Değerli arkadaşlar, yarın 25 Kasım Kadına Yönelik Şiddete Karşı Uluslararası Mücadele ve Dayanışma Günü. Aslında kadınlar açısından her gün mücadele; üç yüz altmış beş gün, yedi gün yirmi dört saat kadınlar sürekli bir şiddet sarmalının içerisinde ve bu şiddete karşı mücadele ediyorlar. Tabii ki bu şiddetin çoklu biçimiyle kadınlar karşı karşıya. En fazla basına yansıyan fiziki şiddet ama kadınlar; psikolojik, ekonomik, cinsel ve fiziki şiddetin her türüne yedi gün yirmi dört saat her alanda maruz kalıyorlar. Tabii en fazla basına yansıyan, kamuoyuna yansıyan ve bizim de gündemimize aldığımız, artık kadınların yaşam alanını, yaşam hakkını ortadan kaldıran fiziki şiddet.

Değerli arkadaşlar, bakın, Türkiye'de 2020 Ocak ayı itibarıyla en az 256 kadın katledilmiş; yine, 197 kadın şüpheli bir biçimde yaşamını yitirmiş. Bu şüpheli biçimde yaşamını yitirme olaylarının çoğunun cinayet olduğunu çok iyi biliyoruz, bunu Şule Çet gibi davalarda aslında kadınlar olarak tecrübe ettik. Biz, mücadele etmesek, kadınlar bunun peşine düşmese Şule Çet olayı yine şüpheli bir ölüm, intihar gibi görülüp üstü kapatılacak meselelerden biriydi.

2020 Küresel Cinsiyet Eşitsizliği Endeksi’ne göre Türkiye, 153 ülke arasında 130’uncu sırada. Bence, günbegün bu sıralamada daha alt sıralara düşecek gibi de görülüyor.

Değerli arkadaşlar, tabii ki bu şiddetin artmasının çokça nedeni var. Onun için biz bir gün oturalım bütün Meclis özelinde tartışalım, konuşalım ve bunun çözüm yöntemlerini bulalım diyoruz. Kadına yönelik şiddetin, özellikle iktidarın yürüttüğü politikayla bire bir bağlantılı olduğunu biliyoruz çünkü iktidar bütün sözcüleri aracılığıyla, basın aracılığıyla, kurumları aracılığıyla sürekli bir biçimde kadın düşmanı politikalar yürütüyor ve yine iktidar, özellikle bu vasıtalarla toplumsal cinsiyet eşitsizliğini perçinleyecek, geliştirecek siyasetler üretiyor.

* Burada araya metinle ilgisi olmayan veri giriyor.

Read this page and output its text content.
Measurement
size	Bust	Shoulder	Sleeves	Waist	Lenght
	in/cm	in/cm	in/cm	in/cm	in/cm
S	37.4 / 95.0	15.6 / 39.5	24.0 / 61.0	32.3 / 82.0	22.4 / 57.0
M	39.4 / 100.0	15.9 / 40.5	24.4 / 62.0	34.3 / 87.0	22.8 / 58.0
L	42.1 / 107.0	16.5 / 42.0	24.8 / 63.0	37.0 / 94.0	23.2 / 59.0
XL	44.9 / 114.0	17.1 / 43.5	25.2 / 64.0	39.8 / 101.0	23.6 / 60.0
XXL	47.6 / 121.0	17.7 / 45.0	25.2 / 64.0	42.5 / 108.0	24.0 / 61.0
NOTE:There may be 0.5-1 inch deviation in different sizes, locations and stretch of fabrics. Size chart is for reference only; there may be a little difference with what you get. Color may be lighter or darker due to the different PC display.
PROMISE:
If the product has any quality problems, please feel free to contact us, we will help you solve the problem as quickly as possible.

Bakın, iktidarın, en üstteki Cumhurbaşkanı başta olmak üzere, bütün sözcüleri, zaten kadın ve erkeğin eşit olmadığını düşünüyor, bunların fıtraten eşit olmayacağını ifade ediyor. Yine, mücadele eden kadınlar özellikle, özel bir biçimde hedef alınıyor. İki gündür, kendini İçişleri Bakanı değil de erkeklerin sözcüsü gibi gören Bakan, çıktığı her yerde kadınları hedef gösteriyor, kadınların mücadelesini hedef gösteriyor ve gerçekten dâhiyane önerilerde bulunuyor(!) Çözüm neymiş? Erkekler kadınlara vuracaklarına, kendilerine vuracakmış. Gerçekten dâhiyane bir çözüm önerisi(!) İktidar sorumlu değil zaten. “Pandemi döneminde eve kapanın; siz, kendi tedbirinizi alın, biz tedbir almak zorunda değiliz.” Kadınlar, şiddete maruz kaldığında, katledildiklerinde “Yapmayın erkekler, aman ayıp!” diyor, bir de “Ayıp!” Kadına yönelik şiddet ayıp değil arkadaşlar. “Ayıp” söylemi tıpkı karakollarda polislerin, jandarmanın kadınlara “Aman, ayıptır.” erkeğe “Ayıptır, bak yapma böyle bir daha. Böyle yaparsan artık aramız bozulur, bozuşuruz.” diyerek erkekleri ikna edip, kadınları ikna edip eve göndermesiyle aynı zihniyettir. Bu ülkenin İçişleri Bakanı kadına yönelik şiddeti “ayıp” olarak tanımlayamaz. Kadına yönelik şiddet Ceza Kanunu’nda özel olarak düzenlenmemiş, doğru ama şiddet suçtur. İçişleri Bakanı böyle tanımlarsa biz bu işin içerisinden nasıl çıkacağız? İşte bunu düzenlemenin, değiştirmenin yöntemini bulmak lazım. İlk önce de bence, eğitimin bir parçası olarak toplumsal cinsiyet eşitliği eğitimi en üstten en alta verilmeli, özellikle başta Kabineden de başlayabiliriz.

Bir de sayı tartışmasına giriyoruz. Biz 1 kadının katledilmesini bile bu ülkede kıyameti koparma vesilesi olarak görüyoruz. Bizim mücadelemiz sadece pankart mücadelesi değil, biz mücadelemizi siyasetin her alanında olarak, biz mücadelemizi toplumun her alanında olarak, biz mücadelemizi erkek egemen zihniyeti değiştirme, dönüştürme ve kadınlara eşit bir yaşam kurulması için her alanda yürütüyoruz. Bu mücadelemiz küçümsenecek, dalga geçilecek bir mesele değildir. Bunu da İçişleri Bakanına hatırlatmak isteriz.

Değerli arkadaşlar, peki, gerçekten savaş tablosu ortadayken iktidar ne yaptı bu pandemi sürecinde? Pandemi bir kriz süreciydi, kadına yönelik şiddet vakaları arttı ama iktidarın yaptığı birkaç şeyi söyleyeceğim.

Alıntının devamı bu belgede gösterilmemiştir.